[Haskell-cafe] A "less" complex median
Michel Haber
michelhaber1994 at gmail.com
Tue May 28 16:54:17 UTC 2019
Hello MarLinn,
Thanks for the thorough analysis!
Indeed the code is more readable in your refactoring!
And yes the bug you found needs addressing. I'll get on that :p
I will look into your suggestions as well as the OpenCV solutions to my
problem.
Thanks again, this was very helpful :)
Cheers,
Michel
On Tue, May 28, 2019 at 4:55 PM MarLinn <monkleyon at gmail.com> wrote:
>
> The code works, at least in the simple cases I've tried.
> It seems, however, way too complex and not very composable.
> So I was wondering if anyone could tell me where I went wrong, and how I
> can make the code simpler and smaller.
>
> Of course, it is completely possible to divide my insertion function, but
> the goal is to do all of the steps in one iteration over the list. This
> allows me to later compare what I have with divided functions to discover
> if the compiler would optimize them into one traversal.
>
> But even with its current logic, I believe the code can be better written.
> I just don't know how :p
>
> So I really appreciate any advice on how to make it better (or fix a bug I
> missed, or maybe even the logic of the whole algorithm).
>
> Hi Michael,
>
> first of all, let's see what makes your code look so complex. Part of that
> is not inherent complexity, it's a lack of documentation. And by that I
> don't mean a lack of comments, but rather that the code is not
> self-documenting. Names are too abstract and/or too short. For example the
> name "getTo" means almost nothing on its own. You could also use records
> and types for this kind of documentation. The function-arguments of "
> goThrough", "flt" and "cmp", may be extension points in the future (see
> below), but right now they make the code more complex than necessary as
> well. Then there's monadic syntax for what is essentially pure computation
> and a few other bits and bobs.
>
> All this is not bad for some quick and dirty experiment, but changing that
> is a great first step for a clean-up.
>
> So here's one proposal how you could clean up the core part of the code.
> Everything is (almost) just renamed and reordered parts of the original,
> with obvious environmental stuff left out as an exercise to the reader. I
> also use -XUnicodeSyntax, but that's just my personal preference.

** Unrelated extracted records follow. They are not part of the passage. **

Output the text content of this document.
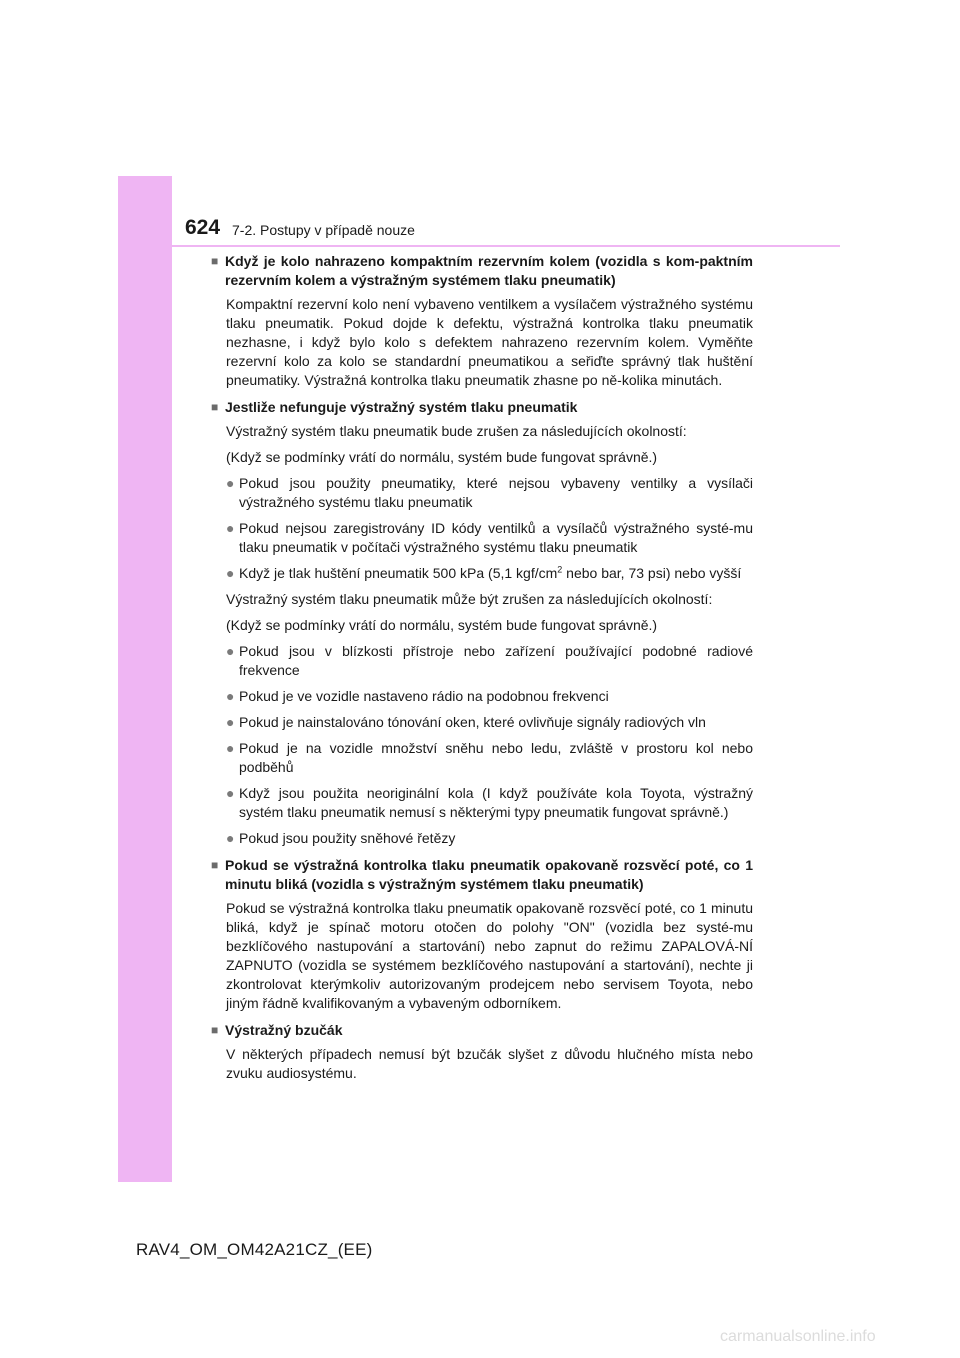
624 7-2. Postupy v případě nouze
■ Když je kolo nahrazeno kompaktním rezervním kolem (vozidla s kom-paktním rezervním kolem a výstražným systémem tlaku pneumatik)

Kompaktní rezervní kolo není vybaveno ventilkem a vysílačem výstražného systému tlaku pneumatik. Pokud dojde k defektu, výstražná kontrolka tlaku pneumatik nezhasne, i když bylo kolo s defektem nahrazeno rezervním kolem. Vyměňte rezervní kolo za kolo se standardní pneumatikou a seřiďte správný tlak huštění pneumatiky. Výstražná kontrolka tlaku pneumatik zhasne po ně-kolika minutách.

■ Jestliže nefunguje výstražný systém tlaku pneumatik

Výstražný systém tlaku pneumatik bude zrušen za následujících okolností:

(Když se podmínky vrátí do normálu, systém bude fungovat správně.)

● Pokud jsou použity pneumatiky, které nejsou vybaveny ventilky a vysílači výstražného systému tlaku pneumatik
● Pokud nejsou zaregistrovány ID kódy ventilků a vysílačů výstražného systé-mu tlaku pneumatik v počítači výstražného systému tlaku pneumatik
● Když je tlak huštění pneumatik 500 kPa (5,1 kgf/$cm^2$ nebo bar, 73 psi) nebo vyšší

Výstražný systém tlaku pneumatik může být zrušen za následujících okolností:

(Když se podmínky vrátí do normálu, systém bude fungovat správně.)

● Pokud jsou v blízkosti přístroje nebo zařízení používající podobné radiové frekvence
● Pokud je ve vozidle nastaveno rádio na podobnou frekvenci
● Pokud je nainstalováno tónování oken, které ovlivňuje signály radiových vln
● Pokud je na vozidle množství sněhu nebo ledu, zvláště v prostoru kol nebo podběhů
● Když jsou použita neoriginální kola (I když používáte kola Toyota, výstražný systém tlaku pneumatik nemusí s některými typy pneumatik fungovat správně.)
● Pokud jsou použity sněhové řetězy
■ Pokud se výstražná kontrolka tlaku pneumatik opakovaně rozsvěcí poté, co 1 minutu bliká (vozidla s výstražným systémem tlaku pneumatik)

Pokud se výstražná kontrolka tlaku pneumatik opakovaně rozsvěcí poté, co 1 minutu bliká, když je spínač motoru otočen do polohy "ON" (vozidla bez systé-mu bezklíčového nastupování a startování) nebo zapnut do režimu ZAPALOVÁ-NÍ ZAPNUTO (vozidla se systémem bezklíčového nastupování a startování), nechte ji zkontrolovat kterýmkoliv autorizovaným prodejcem nebo servisem Toyota, nebo jiným řádně kvalifikovaným a vybaveným odborníkem.

■ Výstražný bzučák

V některých případech nemusí být bzučák slyšet z důvodu hlučného místa nebo zvuku audiosystému.

RAV4_OM_OM42A21CZ_(EE)
carmanualsonline.info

> data MedianFilter a = MF
> { kernelSize ∷ !KernelSize
> , srcPosition ∷ !Position
> , currentKernel ∷ ![(Position, a)]
> }
> deriving ( Show )
>
> stepMedianFilterS ∷ Ord a ⇒ a → State (MedianFilter a) a
> stepMedianFilterS = state . stepMedianFilter
>
> stepMedianFilter ∷ Ord v ⇒ v → MedianFilter v → (Median v,MedianFilter
> v)
> stepMedianFilter _ MF{..} | kernelSize < 1 || srcPosition < 0
> = error "stepMedianFilter: bad argument"
> stepMedianFilter v s at MF{..} = (median , s{ srcPosition = srcPosition
> + 1, currentKernel = newKernel } )
> where
> (newKernel, median) = updateKernelAndGetMedian medianIdx
> currentKernel
>
> -- medianIdx = kernelSize `div` 2, unless we're at the start of
> the stream
> medianIdx = min srcPosition kernelSize `div` 2
> isTooOld x = not $ validAt kernelSize srcPosition x
> v' = (srcPosition, v)
>
> -- kernel is empty: create new kernel
> updateKernelAndGetMedian _ [] = ([v'], v)
> -- clean up old values
> updateKernelAndGetMedian stepsToMedian (x:xs) | isTooOld x =
> updateKernelAndGetMedian stepsToMedian xs
> updateKernelAndGetMedian stepsToMedian k@(x:xs) = case (v < snd
> x, stepsToMedian) of
> -- the new value is also the median
> (True,0) → (v':k , v)
> -- the value belongs here, but the median has not been found
> yet
> (True,_) → (v':k , snd $ nthOrLast (stepsToMedian-1) k)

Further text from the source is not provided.